Risico’s bij doorstart vóór faillissement
Het komt in deze tijd regelmatig voor dat een doorstart wordt gemaakt van een onderneming via faillissement. De betreffende onderneming bevindt zich in bijvoorbeeld BV A en BV A heeft schulden die niet (meer) kunnen worden voldaan. Wordt BV A vervolgens, op verzoek van de crediteuren of op eigen aanvraag, failliet verklaard dan kunnen de activa van de onderneming van de curator worden gekocht en worden ondergebracht in een andere vennootschap (BV B). De schulden blijven bij BV A achter en worden door de curator afgewikkeld.
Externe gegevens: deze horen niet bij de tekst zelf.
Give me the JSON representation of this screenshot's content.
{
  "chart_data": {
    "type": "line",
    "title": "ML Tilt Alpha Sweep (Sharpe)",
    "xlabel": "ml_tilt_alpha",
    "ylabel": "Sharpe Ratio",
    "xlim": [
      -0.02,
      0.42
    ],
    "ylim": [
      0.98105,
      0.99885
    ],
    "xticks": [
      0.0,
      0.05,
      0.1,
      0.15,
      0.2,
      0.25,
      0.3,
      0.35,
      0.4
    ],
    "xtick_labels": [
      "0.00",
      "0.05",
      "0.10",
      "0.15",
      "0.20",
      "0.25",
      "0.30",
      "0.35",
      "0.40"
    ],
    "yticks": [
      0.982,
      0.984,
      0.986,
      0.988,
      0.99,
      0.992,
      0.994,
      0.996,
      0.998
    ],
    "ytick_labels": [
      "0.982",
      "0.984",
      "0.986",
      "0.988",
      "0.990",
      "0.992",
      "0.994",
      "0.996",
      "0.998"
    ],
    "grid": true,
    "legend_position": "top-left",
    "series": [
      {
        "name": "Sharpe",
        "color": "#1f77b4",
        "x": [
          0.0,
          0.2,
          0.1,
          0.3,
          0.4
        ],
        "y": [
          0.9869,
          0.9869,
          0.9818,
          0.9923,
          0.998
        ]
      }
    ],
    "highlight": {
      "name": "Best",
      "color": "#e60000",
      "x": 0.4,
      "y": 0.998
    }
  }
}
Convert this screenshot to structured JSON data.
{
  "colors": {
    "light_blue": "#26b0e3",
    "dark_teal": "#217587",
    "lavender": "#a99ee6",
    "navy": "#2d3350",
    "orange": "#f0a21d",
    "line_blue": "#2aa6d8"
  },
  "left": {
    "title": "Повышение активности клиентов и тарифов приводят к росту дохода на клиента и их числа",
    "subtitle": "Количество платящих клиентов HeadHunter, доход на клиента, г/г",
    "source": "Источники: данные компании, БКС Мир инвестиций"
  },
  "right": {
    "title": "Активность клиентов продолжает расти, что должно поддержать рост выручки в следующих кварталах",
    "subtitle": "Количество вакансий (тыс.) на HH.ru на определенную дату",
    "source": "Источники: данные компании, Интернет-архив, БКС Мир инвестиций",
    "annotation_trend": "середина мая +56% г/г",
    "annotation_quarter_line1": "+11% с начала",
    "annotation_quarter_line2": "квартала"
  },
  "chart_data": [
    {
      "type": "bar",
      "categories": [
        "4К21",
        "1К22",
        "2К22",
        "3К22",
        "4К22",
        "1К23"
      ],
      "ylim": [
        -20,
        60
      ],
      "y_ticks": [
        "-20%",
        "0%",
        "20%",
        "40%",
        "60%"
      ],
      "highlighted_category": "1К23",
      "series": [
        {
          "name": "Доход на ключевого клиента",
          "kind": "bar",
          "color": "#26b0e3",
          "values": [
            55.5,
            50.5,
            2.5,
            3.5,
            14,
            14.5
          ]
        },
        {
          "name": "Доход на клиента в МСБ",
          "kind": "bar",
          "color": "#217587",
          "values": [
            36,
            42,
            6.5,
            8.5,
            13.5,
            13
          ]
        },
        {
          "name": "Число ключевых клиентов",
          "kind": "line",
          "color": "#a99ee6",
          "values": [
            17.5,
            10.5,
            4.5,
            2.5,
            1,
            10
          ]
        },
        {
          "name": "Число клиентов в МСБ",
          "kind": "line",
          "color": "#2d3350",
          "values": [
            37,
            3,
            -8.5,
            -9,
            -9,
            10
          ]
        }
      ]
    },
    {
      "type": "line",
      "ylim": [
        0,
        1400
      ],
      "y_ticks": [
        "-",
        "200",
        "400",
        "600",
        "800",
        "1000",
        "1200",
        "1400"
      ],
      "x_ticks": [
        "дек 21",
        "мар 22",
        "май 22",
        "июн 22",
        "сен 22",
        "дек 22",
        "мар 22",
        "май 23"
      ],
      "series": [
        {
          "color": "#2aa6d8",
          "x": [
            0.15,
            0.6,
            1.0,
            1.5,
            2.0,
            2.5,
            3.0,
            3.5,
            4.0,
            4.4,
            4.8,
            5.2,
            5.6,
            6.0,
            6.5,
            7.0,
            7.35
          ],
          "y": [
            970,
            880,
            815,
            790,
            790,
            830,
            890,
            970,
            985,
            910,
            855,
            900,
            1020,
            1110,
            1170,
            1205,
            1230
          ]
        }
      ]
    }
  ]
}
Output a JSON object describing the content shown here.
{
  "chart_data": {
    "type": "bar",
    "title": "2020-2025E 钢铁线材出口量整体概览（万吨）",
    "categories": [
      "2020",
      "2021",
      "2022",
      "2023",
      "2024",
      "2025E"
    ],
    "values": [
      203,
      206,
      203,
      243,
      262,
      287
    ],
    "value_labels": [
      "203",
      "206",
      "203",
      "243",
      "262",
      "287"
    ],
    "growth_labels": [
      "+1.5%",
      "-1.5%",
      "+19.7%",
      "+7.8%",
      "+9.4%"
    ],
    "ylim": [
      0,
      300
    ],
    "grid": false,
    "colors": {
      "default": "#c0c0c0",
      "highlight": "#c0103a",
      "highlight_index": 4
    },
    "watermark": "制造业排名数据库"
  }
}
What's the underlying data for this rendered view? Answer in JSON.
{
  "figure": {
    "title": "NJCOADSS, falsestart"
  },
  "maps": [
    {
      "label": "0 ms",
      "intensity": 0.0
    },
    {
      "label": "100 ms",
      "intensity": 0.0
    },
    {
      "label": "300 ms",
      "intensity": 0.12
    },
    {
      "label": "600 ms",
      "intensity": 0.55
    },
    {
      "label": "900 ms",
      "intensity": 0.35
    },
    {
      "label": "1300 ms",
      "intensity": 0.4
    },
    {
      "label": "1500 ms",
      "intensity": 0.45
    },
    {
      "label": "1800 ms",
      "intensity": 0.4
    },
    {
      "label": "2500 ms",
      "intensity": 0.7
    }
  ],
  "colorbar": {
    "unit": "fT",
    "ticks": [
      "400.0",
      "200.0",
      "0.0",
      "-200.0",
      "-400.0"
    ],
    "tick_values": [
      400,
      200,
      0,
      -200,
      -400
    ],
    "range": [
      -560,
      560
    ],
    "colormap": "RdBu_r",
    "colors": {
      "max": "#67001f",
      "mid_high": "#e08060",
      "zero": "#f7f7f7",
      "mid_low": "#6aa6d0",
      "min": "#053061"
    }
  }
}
Bij verkoop van de activa van de curator aan BV B zullen de werknemers van BV A niet automatisch in dienst treden bij BV B. Dit komt doordat de doorstart via faillissement verloopt. Deze overgang van rechtswege van de arbeidsovereenkomsten zal wel plaats vinden als A BV de activa buiten faillissement aan BV B verkoopt. Het voordeel van het kopen van de ondernemingsactiviteiten via faillissement is in dit verband dat de koper zelf de werknemers die hij/zij aan zich wenst te binden een (geheel) nieuwe arbeidsovereenkomst kan aanbieden.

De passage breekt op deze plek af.